Susan finally shows up muttering something about the 6 train. I gather my stuff and run out to the subway. I don’t have time to walk so I take two subways, two stops each to get to Columbus Circle. Ryan is rightfully frustrated. At least my shop neighbors are super friendly at Columbus Circle. For some reason at Bryant Park, no one talks to anyone!
It is cold! Despite all of my layers, I just can’t get warm. I watch the minutes go by ever. so. slowly. Slightly fewer questions here about the price. Talk to a really nice couple from Texas who bought from me last year and they need more ties this year. Have a few repeat customers from last week as well.
Keep getting play-by-play texts from Susan telling me every interaction she’s having. As I ask a customer to sign with their finger on my phone, I swiftly push her texts up so the customers won’t see them. My friend Michael stops by. He’s always such comic relief...He gets hoards of people into the tiny Columbus Circle pop up by telling people a mixture of, “Free ties,” “As seen on Oprah,” or “Please buy a tie so my kids can eat!” Of course, his spiel is way more extensive than I’m giving him credit for, but it makes everyone erupt into a fit of laughter (including all of my booth neighbors who have heard it for the zillionth time!)
I start tallying the online orders coming in.

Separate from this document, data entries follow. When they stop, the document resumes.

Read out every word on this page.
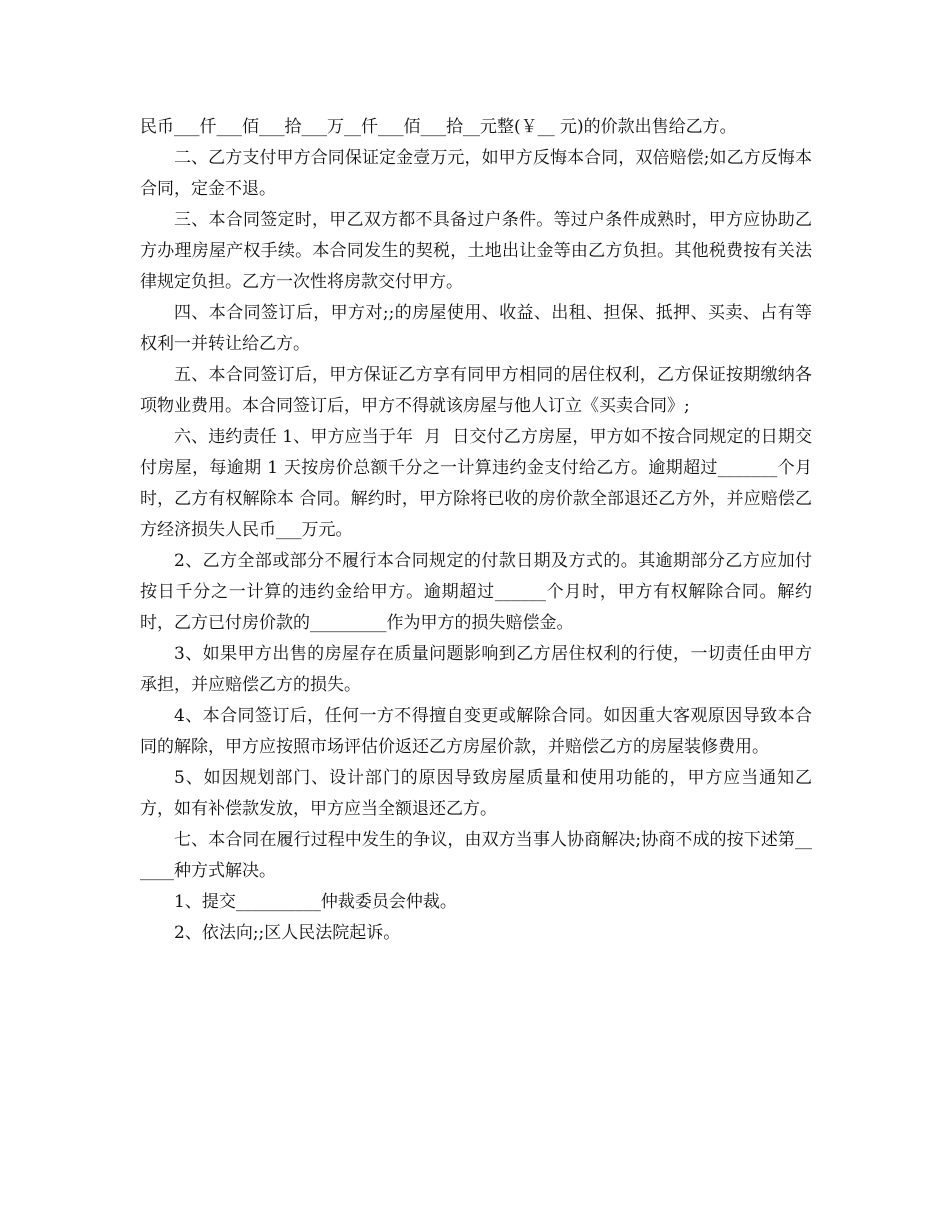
民币___仟___佰___拾___万__仟___佰___拾__元整(￥__ 元)的价款出售给乙方。

二、乙方支付甲方合同保证定金壹万元，如甲方反悔本合同，双倍赔偿;如乙方反悔本合同，定金不退。

三、本合同签定时，甲乙双方都不具备过户条件。等过户条件成熟时，甲方应协助乙方办理房屋产权手续。本合同发生的契税，土地出让金等由乙方负担。其他税费按有关法律规定负担。乙方一次性将房款交付甲方。

四、本合同签订后，甲方对;;的房屋使用、收益、出租、担保、抵押、买卖、占有等权利一并转让给乙方。

五、本合同签订后，甲方保证乙方享有同甲方相同的居住权利，乙方保证按期缴纳各项物业费用。本合同签订后，甲方不得就该房屋与他人订立《买卖合同》;

六、违约责任 1、甲方应当于年  月  日交付乙方房屋，甲方如不按合同规定的日期交付房屋，每逾期 1 天按房价总额千分之一计算违约金支付给乙方。逾期超过_______个月时，乙方有权解除本 合同。解约时，甲方除将已收的房价款全部退还乙方外，并应赔偿乙方经济损失人民币___万元。

2、乙方全部或部分不履行本合同规定的付款日期及方式的。其逾期部分乙方应加付按日千分之一计算的违约金给甲方。逾期超过______个月时，甲方有权解除合同。解约时，乙方已付房价款的_________作为甲方的损失赔偿金。

3、如果甲方出售的房屋存在质量问题影响到乙方居住权利的行使，一切责任由甲方承担，并应赔偿乙方的损失。

4、本合同签订后，任何一方不得擅自变更或解除合同。如因重大客观原因导致本合同的解除，甲方应按照市场评估价返还乙方房屋价款，并赔偿乙方的房屋装修费用。

5、如因规划部门、设计部门的原因导致房屋质量和使用功能的，甲方应当通知乙方，如有补偿款发放，甲方应当全额退还乙方。

七、本合同在履行过程中发生的争议，由双方当事人协商解决;协商不成的按下述第______种方式解决。

1、提交__________仲裁委员会仲裁。

2、依法向;;区人民法院起诉。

I have my work cut out for me tonight. This may be TMI but with this little tent structure, it’s soooo hard to go to the ladies room. I ask one of my neighbors to keep watch for me and I zip as fast as possible across three intersections into the mall. I go up to the third floor because there’s usually no line and the bathrooms are much cleaner. The feeling almost returns to my fingers before I’m back outside, heading back to my booth. The neighbor says some people wanted to buy something and they’ll be back. Shucks!
OMG! This day is just not ending. Susan texts me asking if we have certain ties in these different colors. I tell her no, that the ties on display are the only options. I sell the last of a few of the designs, almost sad to see them go. A customer asks to take a picture with me because they saw me on “Billion Dollar Buyer.” She posts it once she leaves and tags me in it. I look tired, which is code for…sh*t. Only one more hour.
With Tilman Fertita during filming of Billion Dollar Buyer
We get an email from Urbanspace telling us market hours have been extended today until 9:00 PM. You can hear the sighs. The market has started to die down as people head to dinners, the theater, and into their warm apartments.
One more hour.
I start packing and tidying up. I make a list of what ties are needed here tomorrow, noting we are out of a bunch of styles. As soon as my phone says 9:00, I start the process of tying up the tent again, which is even harder now that the temperature dropped further!
It takes about 10 minutes and then I go back no less than two times to make sure it’s really closed! I text Alex to let him know I’m on my way home so that he knows timing for dinner.
I get home and Alex is excited to see me. I’m grumpy, tired, and cold. Dinner smells great and I appreciate the effort he’s put in with the grocery shopping, working his own full-time job, and cheffing. He hands me a martini. I take my computer to the dining room table and start the process of printing out UPS labels…nine windows per label! He puts the dinner on the table and I eat it while packing/printing.
Orders ready to go out!
I’ve packed everything. I sit down to watch “The Holiday” with Alex. My phone pings. Another order. I package it, print out the labels and settle back on the couch. Ping. Ping. “NO!!!” I cry out. Alex does not feel sorry for me. Not one bit. He said, “Once the holidays are over, you’re going to wish you had orders pouring in like this.” He was right. This continues until about 1:00 AM.
What you can’t see is the inside of the box is lined with our Re-Rack (red party cup) design!
I go to bed, make a to-do list of what inventory and other things I need to bring to restock both locations tomorrow. I turn on “Survivor” on my iPad. It’s been a busy day, but a productive one.